La réalité virtuelle, nouvel outil pour les études

La réalité virtuelle, nouvel outil pour les études

Firmenich, créateur de parfums pour des fabricants de produits d’hygiène beauté ou de soin pour la maison et Strategir, institut d’études marketing, ont un objectif commun : optimiser la qualité des réponses des consommateurs lors de l’évaluation d’un parfum, pour obtenir des axes de retravail qui soient les plus opérationnels et efficaces possible. La réalité virtuelle est apparue comme un véritable levier pour immerger le répondant dans une expérience consommateur qui soit à la fois pertinente et réaliste, et ainsi évaluer les différents parfums dans un contexte connectant le consommateur à la catégorie. Au final, l’objectif était de développer une approche globale qui optimise la qualité des données. Les questions auxquelles nous souhaitions donc répondre au travers de cette approche R&D étaient la nature de l’impact d’une immersion virtuelle sur les répondants et sur les résultats. 

L’un des métiers de Firmenich est de développer, pour les fabricants de lessive, des parfums pour leurs produits qui, une fois packagés et lancés sur le marché, devront plaire aux consommateurs. Il est donc crucial pour Firmenich de sélectionner les parfums à plus fort potentiel.

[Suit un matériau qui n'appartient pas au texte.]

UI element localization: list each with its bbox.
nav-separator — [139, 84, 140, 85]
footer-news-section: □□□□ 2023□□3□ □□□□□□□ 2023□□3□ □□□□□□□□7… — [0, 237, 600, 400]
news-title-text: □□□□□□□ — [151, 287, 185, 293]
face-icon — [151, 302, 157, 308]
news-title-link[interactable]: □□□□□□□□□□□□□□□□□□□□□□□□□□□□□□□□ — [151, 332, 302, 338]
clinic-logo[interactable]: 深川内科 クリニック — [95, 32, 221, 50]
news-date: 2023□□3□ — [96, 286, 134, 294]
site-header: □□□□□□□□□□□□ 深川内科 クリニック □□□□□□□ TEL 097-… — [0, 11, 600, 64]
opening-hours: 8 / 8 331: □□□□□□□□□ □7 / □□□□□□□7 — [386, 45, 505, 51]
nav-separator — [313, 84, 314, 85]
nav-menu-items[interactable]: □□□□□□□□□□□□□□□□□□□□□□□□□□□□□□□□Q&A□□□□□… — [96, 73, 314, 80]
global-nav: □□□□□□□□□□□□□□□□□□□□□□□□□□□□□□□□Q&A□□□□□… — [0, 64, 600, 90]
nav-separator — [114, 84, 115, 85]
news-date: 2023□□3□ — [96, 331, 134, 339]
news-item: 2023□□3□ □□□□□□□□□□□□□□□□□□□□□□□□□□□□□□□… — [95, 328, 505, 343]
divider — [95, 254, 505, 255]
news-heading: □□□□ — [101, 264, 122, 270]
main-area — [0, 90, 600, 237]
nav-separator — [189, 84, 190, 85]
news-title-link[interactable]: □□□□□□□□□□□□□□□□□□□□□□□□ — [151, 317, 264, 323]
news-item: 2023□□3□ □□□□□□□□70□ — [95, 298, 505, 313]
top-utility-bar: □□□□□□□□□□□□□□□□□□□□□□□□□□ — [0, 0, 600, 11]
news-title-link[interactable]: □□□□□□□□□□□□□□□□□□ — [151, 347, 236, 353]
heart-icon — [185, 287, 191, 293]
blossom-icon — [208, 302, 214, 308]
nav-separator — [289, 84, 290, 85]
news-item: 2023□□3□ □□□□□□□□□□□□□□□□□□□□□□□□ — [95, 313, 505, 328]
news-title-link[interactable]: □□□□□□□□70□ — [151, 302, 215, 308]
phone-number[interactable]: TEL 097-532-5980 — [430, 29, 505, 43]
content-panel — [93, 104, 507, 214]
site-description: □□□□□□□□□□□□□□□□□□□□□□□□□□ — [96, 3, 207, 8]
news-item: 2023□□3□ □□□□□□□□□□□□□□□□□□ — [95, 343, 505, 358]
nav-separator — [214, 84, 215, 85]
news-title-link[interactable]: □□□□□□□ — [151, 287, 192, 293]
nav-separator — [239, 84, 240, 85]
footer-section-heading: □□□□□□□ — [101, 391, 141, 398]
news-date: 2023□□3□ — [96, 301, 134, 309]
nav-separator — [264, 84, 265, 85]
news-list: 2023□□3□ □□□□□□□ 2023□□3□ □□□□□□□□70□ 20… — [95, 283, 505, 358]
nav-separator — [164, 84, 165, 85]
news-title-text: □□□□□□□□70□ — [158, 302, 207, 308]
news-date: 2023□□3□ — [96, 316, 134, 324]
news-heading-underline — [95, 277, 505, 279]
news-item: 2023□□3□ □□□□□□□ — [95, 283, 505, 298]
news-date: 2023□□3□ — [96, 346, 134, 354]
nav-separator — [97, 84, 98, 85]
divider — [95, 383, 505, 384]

Cela signifie être pro-actif en termes de tests consommateurs pour screener les différents candidats, sélectionner ceux qui partiront en retravail et ceux qui seront présentés aux fabricants de lessive.

Le protocole standard de Firmenich consiste à faire tester aux consommateurs 6 parfums parmi 11, en blind (sans marque) dans une salle de test dont l’environnement est neutre. Mais Firmenich s’interroge depuis le développement de la réalité virtuelle du bien-fondé d’immerger les consommateurs dans un contexte les connectant à la catégorie de produits pour obtenir des réponses plus fiables.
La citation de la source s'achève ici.